Diversity in when milkweeds emerge supports monarch butterflies

The timing of milkweed emergence determines egg-laying opportunities for monarchs

Monarchs collected
Monarch collected at one site on June 17-18, 2019. Photo by Nate Haan, MSU Entomology.

Despite the cool rainy spring, people have generally reported seeing lots of migrating monarchs and the resulting eggs and caterpillars. In the East Lansing, Michigan, area, caterpillars from the earliest-laid eggs are already transforming into pupae, and a freshly-emerged adult monarch—i.e., very likely originating from eggs laid in Michigan—was observed on June 19. A promising start to the 2019 season!

This spring, we have again been impressed by the importance of the earliest-emerging stems of common milkweed for supporting egg laying by migrating monarchs. We first observed monarchs in East Lansing on May 16 and eggs on May 18. The important part about this observation is that relatively few common milkweed stems had even emerged by that time, suggesting that the early emerging milkweed is a key resource for the initial migrants into the state. This prompts us to ask, what are the factors that result in early emergence of milkweed and how can we ensure that some is likely to be present in any given year?

In our research we regularly survey common milkweed patches in the East Lansing area, often returning to the same spots year after year. While we know that common milkweed occurs at each of the sites, there is tremendous variability in when the stems emerge and thus become available for egg laying. This year when we first began scouting out patches in mid-May, common milkweed had emerged at very few of the sites. On June 3, we found milkweed at more than half of the sites, but some still had no stems above ground. Finally, on June 18 milkweed was up at most sites, but some of the places we know had milkweed last year still have no evidence of emergence. What is the implication of this variation in emergence timing for monarch egg laying and larval (caterpillar) survival?

Monarch life cycle
Monarch life cycle. Larvae (caterpillars) go through five stages of growth called instars. The first instar is the smallest size caterpillar.

Benefits of early emerging milkweeds

We gained additional insight when we surveyed 13 common milkweed patches in the East Lansing area on June 17 and 18. At 10 of these sites, we found virtually no monarch eggs or larvae—just five eggs and two early-instar larvae despite searching more than 1,200 stems. However, in three patches of milkweed, we found a glut of later-instar larvae that were approaching pupation. Across these three sites we found an average of one fourth or fifth-instar larva for every 15 stems, which is a very high density of monarch larvae, especially considering they were later-instar caterpillars.

What made these sites so attractive to the migrating adult monarchs a few weeks ago, and why did the larvae survive in such high numbers?
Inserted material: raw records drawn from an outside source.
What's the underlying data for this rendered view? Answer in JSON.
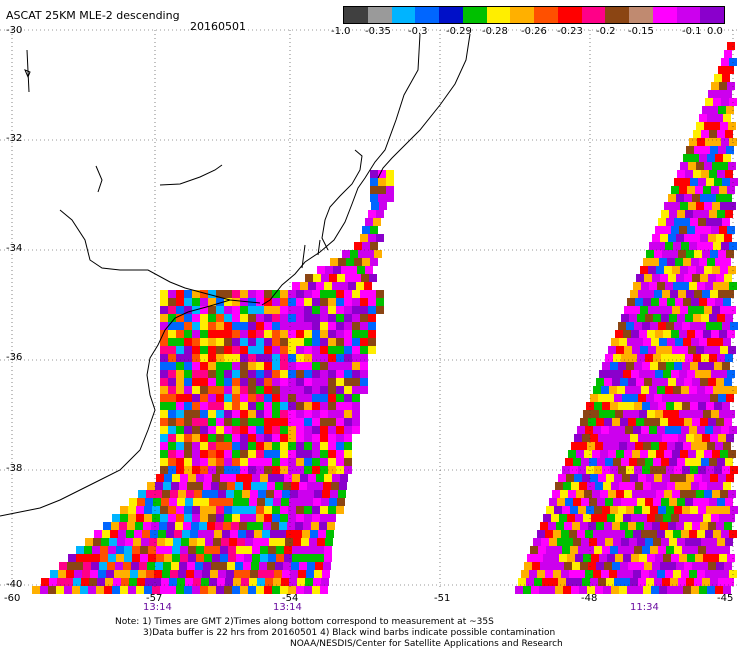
{
  "title": "ASCAT 25KM MLE-2 descending",
  "date": "20160501",
  "colorbar": {
    "colors": [
      "#404040",
      "#9a9a9a",
      "#00b4ff",
      "#0066ff",
      "#0010c8",
      "#00c000",
      "#ffee00",
      "#ffb000",
      "#ff5000",
      "#ff0000",
      "#ff0088",
      "#8b4513",
      "#c08a70",
      "#ff00ff",
      "#cc00ee",
      "#8a00cc"
    ],
    "labels": [
      "-1.0",
      "-0.35",
      "-0.3",
      "-0.29",
      "-0.28",
      "-0.26",
      "-0.23",
      "-0.2",
      "-0.15",
      "-0.1",
      "0.0"
    ]
  },
  "axes": {
    "lat_labels": [
      "-30",
      "-32",
      "-34",
      "-36",
      "-38",
      "-40"
    ],
    "lon_labels": [
      "-60",
      "-57",
      "-54",
      "-51",
      "-48",
      "-45"
    ]
  },
  "pass_times": [
    "13:14",
    "13:14",
    "11:34"
  ],
  "notes": [
    "Note: 1) Times are GMT 2)Times along bottom correspond to measurement at ~35S",
    "3)Data buffer is 22 hrs from 20160501 4) Black wind barbs indicate possible contamination",
    "NOAA/NESDIS/Center for Satellite Applications and Research"
  ]
}
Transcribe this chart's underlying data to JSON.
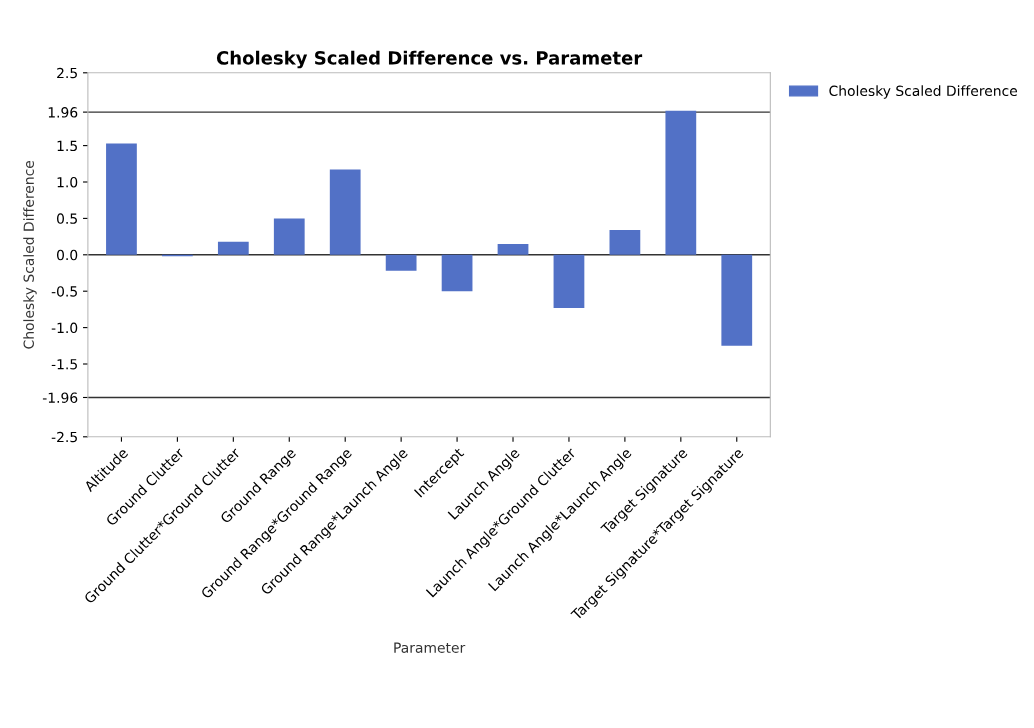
{
  "chart_data": {
    "type": "bar",
    "title": "Cholesky Scaled Difference vs. Parameter",
    "xlabel": "Parameter",
    "ylabel": "Cholesky Scaled Difference",
    "categories": [
      "Altitude",
      "Ground Clutter",
      "Ground Clutter*Ground Clutter",
      "Ground Range",
      "Ground Range*Ground Range",
      "Ground Range*Launch Angle",
      "Intercept",
      "Launch Angle",
      "Launch Angle*Ground Clutter",
      "Launch Angle*Launch Angle",
      "Target Signature",
      "Target Signature*Target Signature"
    ],
    "series": [
      {
        "name": "Cholesky Scaled Difference",
        "color": "#5271c6",
        "values": [
          1.53,
          -0.02,
          0.18,
          0.5,
          1.17,
          -0.22,
          -0.5,
          0.15,
          -0.73,
          0.34,
          1.98,
          -1.25
        ]
      }
    ],
    "ylim": [
      -2.5,
      2.5
    ],
    "yticks": [
      {
        "value": -2.5,
        "label": "-2.5"
      },
      {
        "value": -1.96,
        "label": "-1.96"
      },
      {
        "value": -1.5,
        "label": "-1.5"
      },
      {
        "value": -1.0,
        "label": "-1.0"
      },
      {
        "value": -0.5,
        "label": "-0.5"
      },
      {
        "value": 0.0,
        "label": "0.0"
      },
      {
        "value": 0.5,
        "label": "0.5"
      },
      {
        "value": 1.0,
        "label": "1.0"
      },
      {
        "value": 1.5,
        "label": "1.5"
      },
      {
        "value": 1.96,
        "label": "1.96"
      },
      {
        "value": 2.5,
        "label": "2.5"
      }
    ],
    "ref_lines": [
      {
        "axis": "y",
        "value": 1.96,
        "color": "#333333"
      },
      {
        "axis": "y",
        "value": 0,
        "color": "#333333"
      },
      {
        "axis": "y",
        "value": -1.96,
        "color": "#333333"
      }
    ],
    "grid": false,
    "legend": "top right"
  }
}
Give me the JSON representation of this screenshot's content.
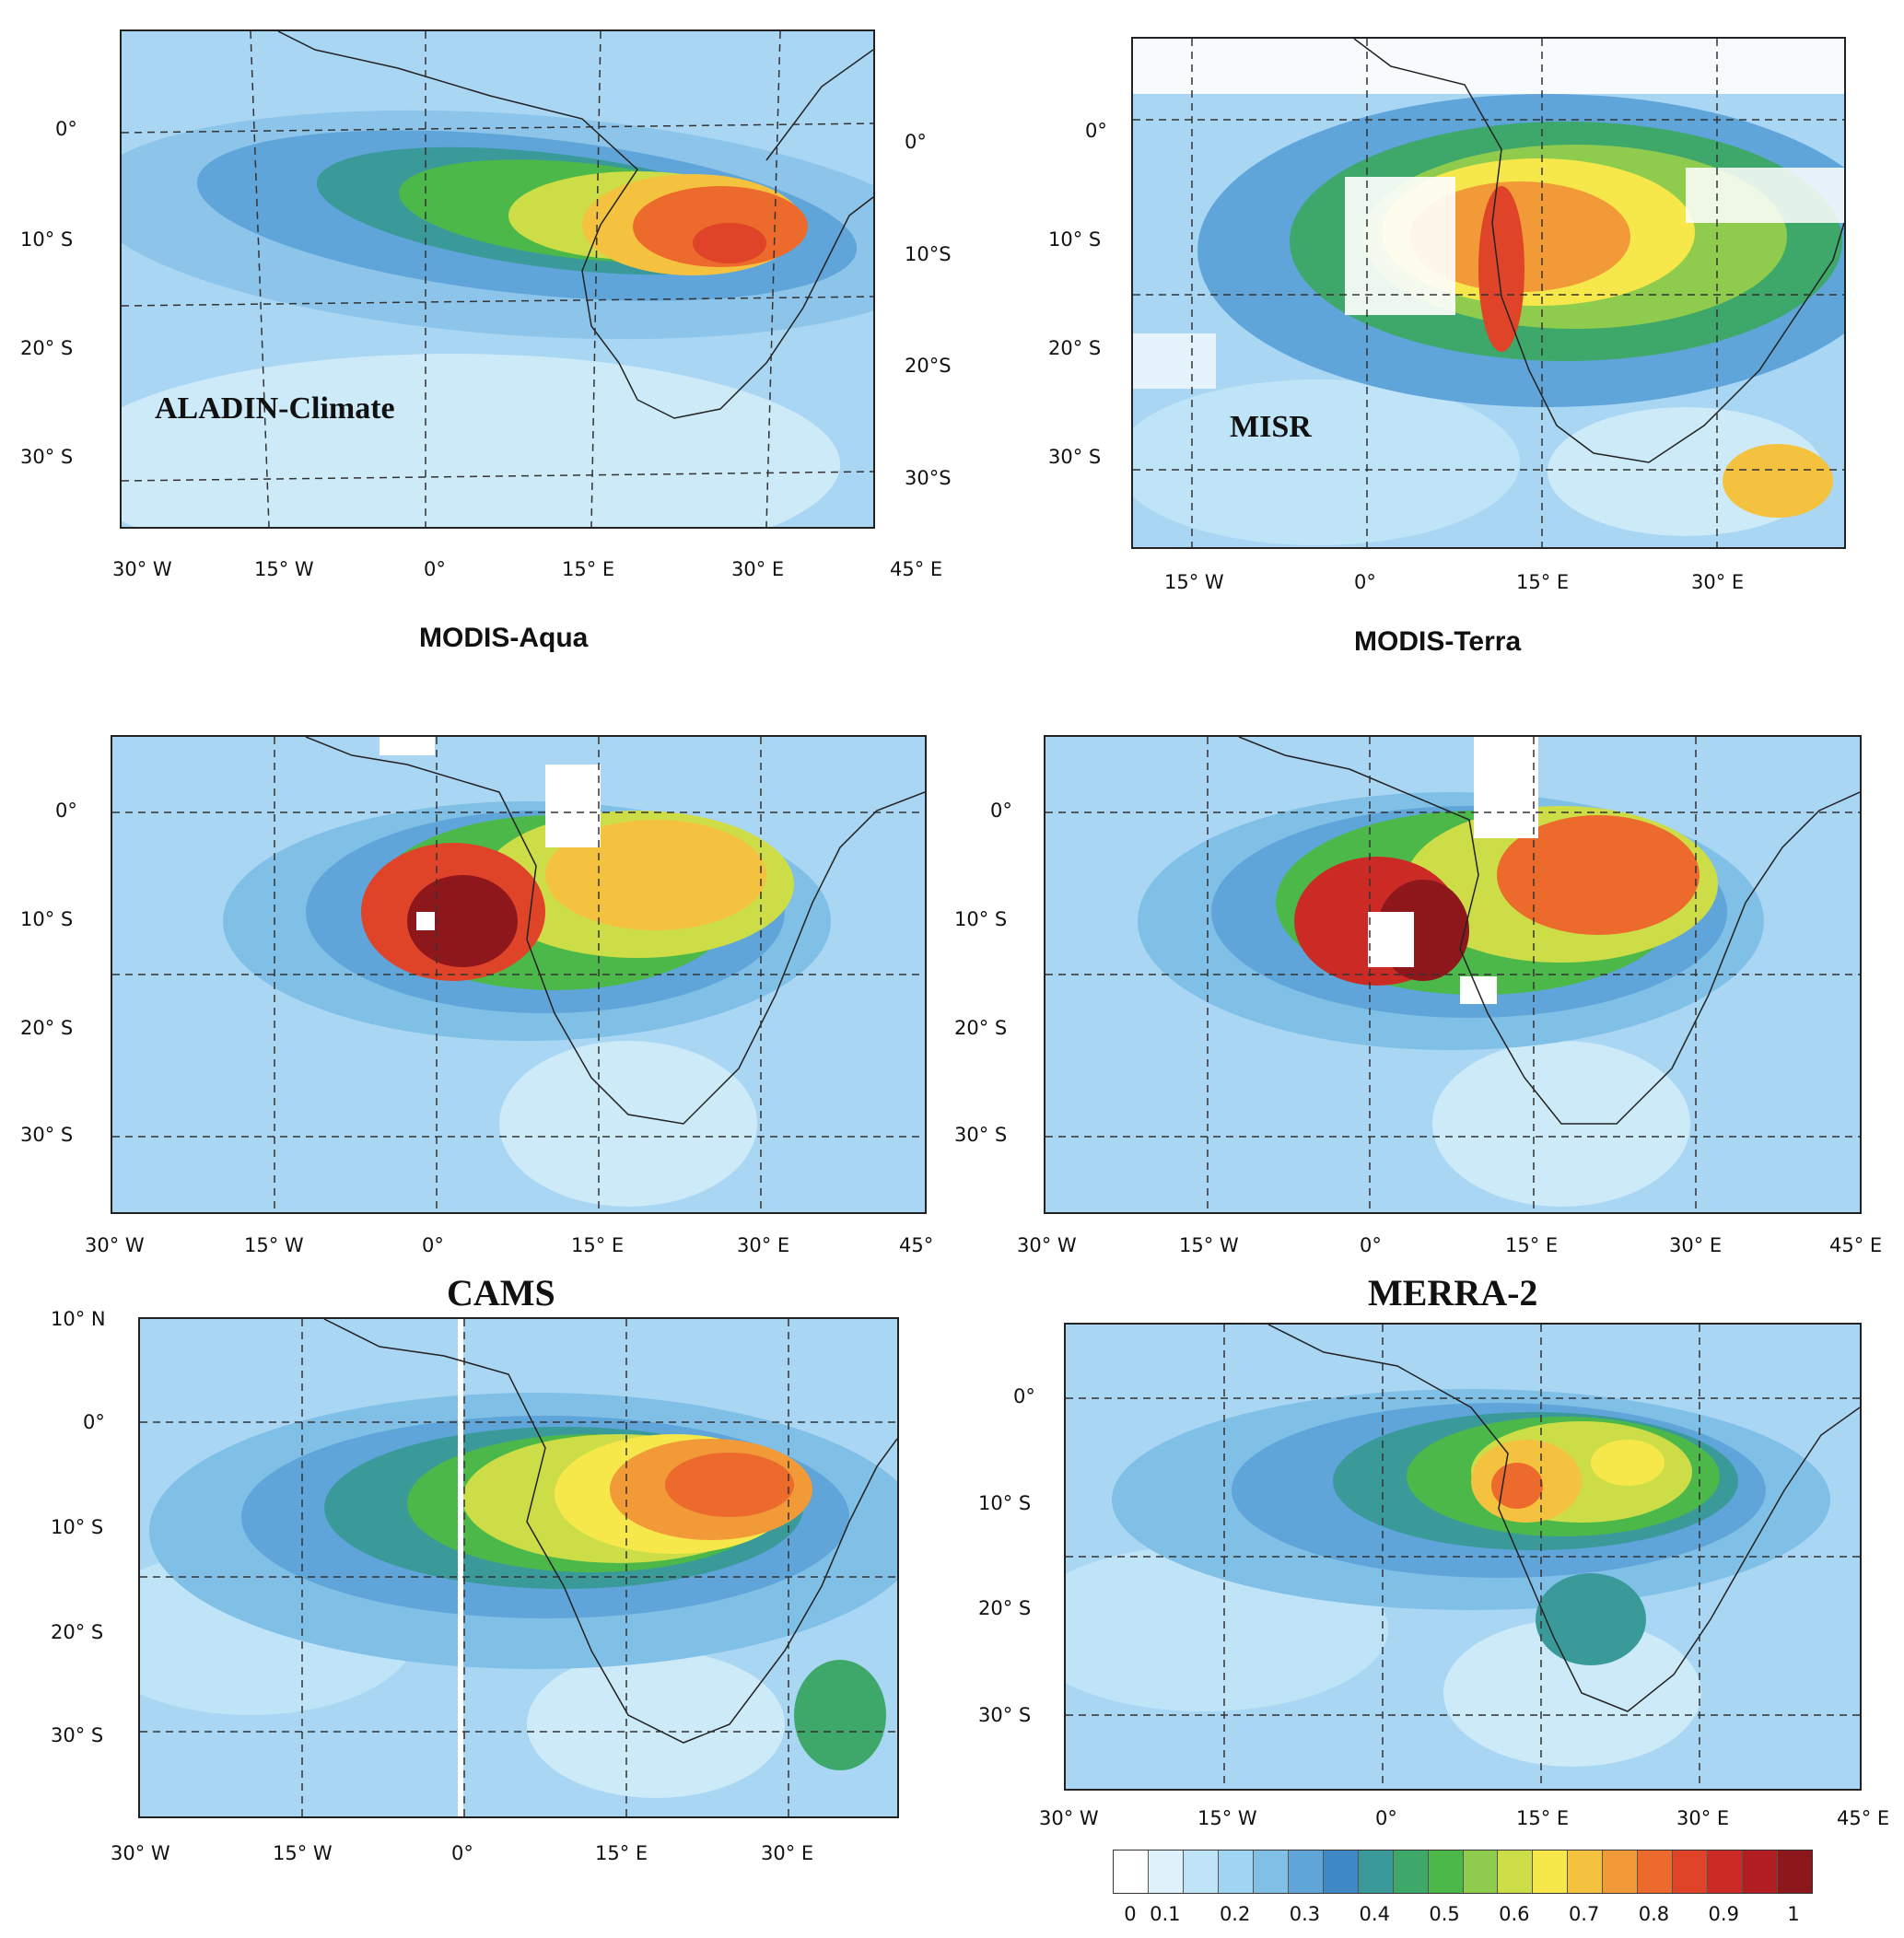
{
  "panels": [
    {
      "title": "",
      "inmap_label": "ALADIN-Climate",
      "ylabels_left": [
        "0°",
        "10° S",
        "20° S",
        "30° S"
      ],
      "ylabels_right": [
        "0°",
        "10°S",
        "20°S",
        "30°S"
      ],
      "xlabels": [
        "30° W",
        "15° W",
        "0°",
        "15° E",
        "30° E",
        "45° E"
      ]
    },
    {
      "title": "",
      "inmap_label": "MISR",
      "ylabels_left": [
        "0°",
        "10° S",
        "20° S",
        "30° S"
      ],
      "ylabels_right": [],
      "xlabels": [
        "15° W",
        "0°",
        "15° E",
        "30° E"
      ]
    },
    {
      "title": "MODIS-Aqua",
      "inmap_label": "",
      "ylabels_left": [
        "0°",
        "10° S",
        "20° S",
        "30° S"
      ],
      "ylabels_right": [],
      "xlabels": [
        "30° W",
        "15° W",
        "0°",
        "15° E",
        "30° E",
        "45°"
      ]
    },
    {
      "title": "MODIS-Terra",
      "inmap_label": "",
      "ylabels_left": [
        "0°",
        "10° S",
        "20° S",
        "30° S"
      ],
      "ylabels_right": [],
      "xlabels": [
        "30° W",
        "15° W",
        "0°",
        "15° E",
        "30° E",
        "45° E"
      ]
    },
    {
      "title": "CAMS",
      "inmap_label": "",
      "ylabels_left": [
        "10° N",
        "0°",
        "10° S",
        "20° S",
        "30° S"
      ],
      "ylabels_right": [],
      "xlabels": [
        "30° W",
        "15° W",
        "0°",
        "15° E",
        "30° E"
      ]
    },
    {
      "title": "MERRA-2",
      "inmap_label": "",
      "ylabels_left": [
        "0°",
        "10° S",
        "20° S",
        "30° S"
      ],
      "ylabels_right": [],
      "xlabels": [
        "30° W",
        "15° W",
        "0°",
        "15° E",
        "30° E",
        "45° E"
      ]
    }
  ],
  "colorbar": {
    "colors": [
      "#ffffff",
      "#dff2fb",
      "#bfe4f7",
      "#9fd5f3",
      "#80bfe6",
      "#5fa5d9",
      "#3f88c6",
      "#3a9a9a",
      "#3ea86b",
      "#4db84a",
      "#8fcc4e",
      "#cddd48",
      "#f6e84a",
      "#f5c240",
      "#f29a38",
      "#ec6a2c",
      "#e04428",
      "#cc2a24",
      "#b01e22",
      "#8e171c"
    ],
    "tick_labels": [
      "0",
      "0.1",
      "0.2",
      "0.3",
      "0.4",
      "0.5",
      "0.6",
      "0.7",
      "0.8",
      "0.9",
      "1"
    ]
  }
}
The common denominator at these caterpillar-filled sites seems to be relatively sparse vegetation with little plant litter on the soil, which we think stimulated the common milkweed stems at those sites to emerge early. This means the stems were available and likely were more visually obvious to the first migrating monarchs arriving in our area, and consequently they were loaded up with eggs. The individual factors that resulted in the sparse vegetation varied. One site was a sandy grassland in an industrial park, another a recently harvested poplar planting on a sandy, West-facing hill, and the third was a sparsely-vegetated grassy parking lot edge. We have also observed that around the home landscape, milkweed growing in elevated beds or on warmer South-facing slopes seem to emerge early. Areas that have been burned (removing plant litter) also warm up quickly and support early emerging milkweed.

Benefits of later emerging milkweed

Having spent most of this article talking about the importance of early emerging milkweed, we also need to mention the benefits of late emerging milkweed. The first generation butterflies that will be flying over the next several weeks prefer young milkweed on which to lay their eggs. Some of those eggs will be laid on butterfly milkweed, swamp milkweed, and whorled milkweed, which naturally emerge later than common milkweed. Alternatively, we previously discussed how setting back a portion of a common milkweed patch by mowing can enhance egg and larval survival.

In the past, there was probably a wide diversity of milkweed emergence dates due to natural disturbances like fire, grazing, as well as variable soil types and slopes. Later, humans introduced variability through agricultural practices associated with preparing and cultivating crop fields. Currently, we have lost some of that variability and may need to replicate it more intentional ways.

How to increase variable times of emergence in a milkweed stand

Given this, it’s worth considering how we might increase variability in milkweed emergence throughout the critical spring and early summer season. Perhaps that means finding a low-productivity sandy spot on your property on which to plant milkweed. Milkweed in mulched garden beds near structures also seems to emerge early and may provide critical resources. Plant or encourage some late emerging species of milkweeds. Finally, consider how you might mow or trim common milkweed to provide timely resources for monarch butterflies.